I Promessi Sposi – opera moderna: dal lago di Como a San Siro

ULTIMO AGGIORNAMENTO 18:59
Michele Guardì - Infophoto

Quel ramo del lago di Como, che volge a mezzogiorno, tra due catene non interrotte di monti, tutto a seni e a golfi, a seconda dello sporgere e del rientrare di quelli, vien, quasi a un tratto, a ristringersi, e a prender corso e figura di fiume, tra un promontorio a destra, e un’ampia costiera dall’altra parte; e il ponte, che ivi congiunge le due rive, par che renda ancor più sensibile all’occhio questa trasformazione, e segni il punto in cui il lago cessa, e l’Adda ricomincia, per ripigliar poi nome di lago dove le rive, allontanandosi di nuovo, lascian l’acqua distendersi e rallentarsi in nuovi golfi e in nuovi seni“.

Comincia così “I Promessi Sposi”, l’opera ottocentesca di Alessandro Manzoni, che dal 18 giugno diventerà un musical in scena in prima mondiale a San Siro a Milano. Il luogo è sempre la Lombardia, ma la scena si sposta dallo splendido scenario descritto nel romanzo allo stadio Meazza, in una location completamente diversa, dunque, e inusuale per un prodotto del genere.

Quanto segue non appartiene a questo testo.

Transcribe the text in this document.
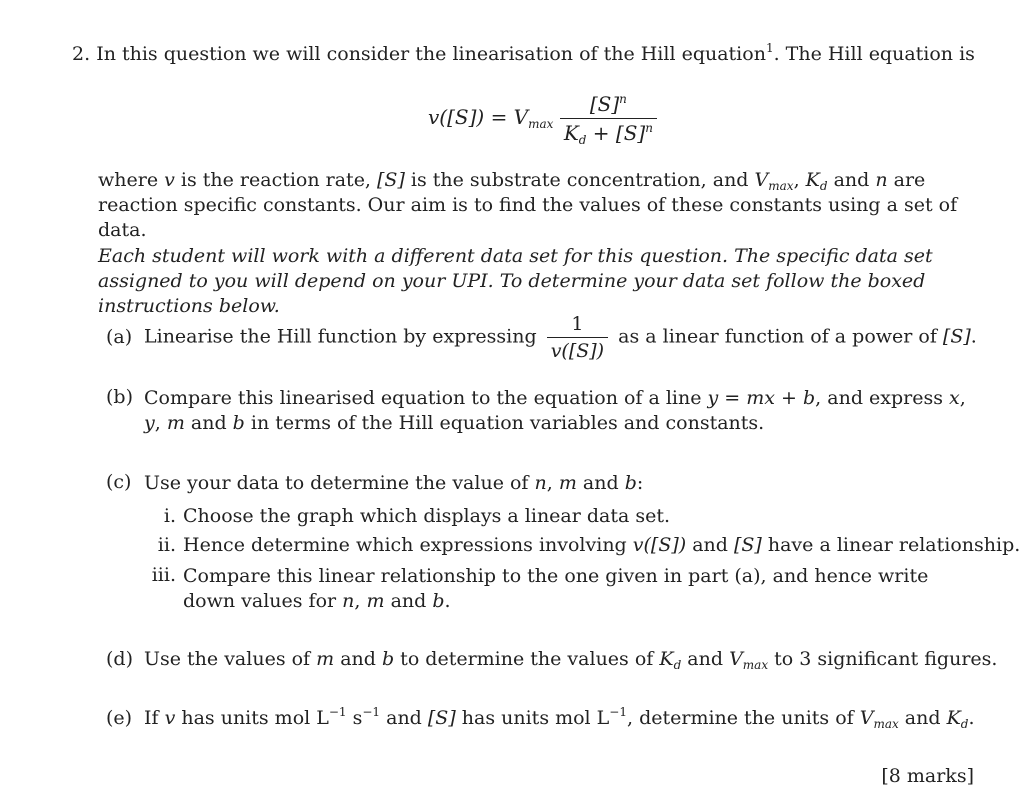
2. In this question we will consider the linearisation of the Hill equation$^1$. The Hill equation is
$v([S]) = V_{max} \frac{[S]^n}{K_d + [S]^n}$
where v is the reaction rate, [S] is the substrate concentration, and $V_{max}$, $K_d$ and n are reaction specific constants. Our aim is to find the values of these constants using a set of data.
Each student will work with a different data set for this question. The specific data set assigned to you will depend on your UPI. To determine your data set follow the boxed instructions below.
(a) Linearise the Hill function by expressing $\frac{1}{v([S])}$ as a linear function of a power of [S].
(b) Compare this linearised equation to the equation of a line y = mx + b, and express x, y, m and b in terms of the Hill equation variables and constants.
(c) Use your data to determine the value of n, m and b:
i. Choose the graph which displays a linear data set.
ii. Hence determine which expressions involving v([S]) and [S] have a linear relationship.
iii. Compare this linear relationship to the one given in part (a), and hence write down values for n, m and b.
(d) Use the values of m and b to determine the values of $K_d$ and $V_{max}$ to 3 significant figures.
(e) If v has units mol $L^{-1}$ $s^{-1}$ and [S] has units mol $L^{-1}$, determine the units of $V_{max}$ and $K_d$.
[8 marks]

Lo spettacolo “I Promessi sposi – Opera moderna” ha la regia, il testo e la riduzione teatrale di Michele Guardì ed è prodotto da Europaeuropa in collaborazione con Europroduzione.

Dieci i protagonisti, tra cui Noemi Smorra (Lucia), Graziano Galatone (Renzo), Giò di Tonno (Don Rodrigo), Lola Ponce (La Monaca di Monza), Vittorio Matteucci (l’Innominato), Christian Gravina (Fra’ Cristoforo e il Cardinale Borromeo), Antonio De Gobbi (l’Azzeccagarbugli), Antonio Mameli (Don Abbondio); ma anche dieci comprimari e quaranta ballerini.

Le musiche sono di Pippo Flora, con la collaborazione di Sergio Cammariere, e le note saranno intonate dall’Orchestra Sinfonica diretta dal maestro Renato Serio.

Entusiasta dello spettacolo Giovanni Terzi, l’assessore agli Eventi del Comune di Milano, che così ha commentato il tutto: “La serata del 18 giugno rappresenta la realizzazione di un sogno anche per me, quello di portare la lirica a San Siro, già tempio indiscusso del calcio e del rock”. E, a proposito di Guardì, ha aggiunto: “Sarà cittadino onorario di Milano – si legge su Tgcom – perché è un siciliano che ben rappresenta la milanesità. Il 18 giugno a San Siro ci sarà un’opera epica che rimarrà nella storia della nostra città e questo grazie a un siciliano”.

La serata sarà ripresa dalla Rai e mandata in onda a settembre in prime time sulla rete ammiraglia, ma dal musical nasceranno anche un cd e un dvd, prodotti da Rai Trade, per dare la possibilità a tutti di godere di questa nuova versione del romanzo dei romanzi.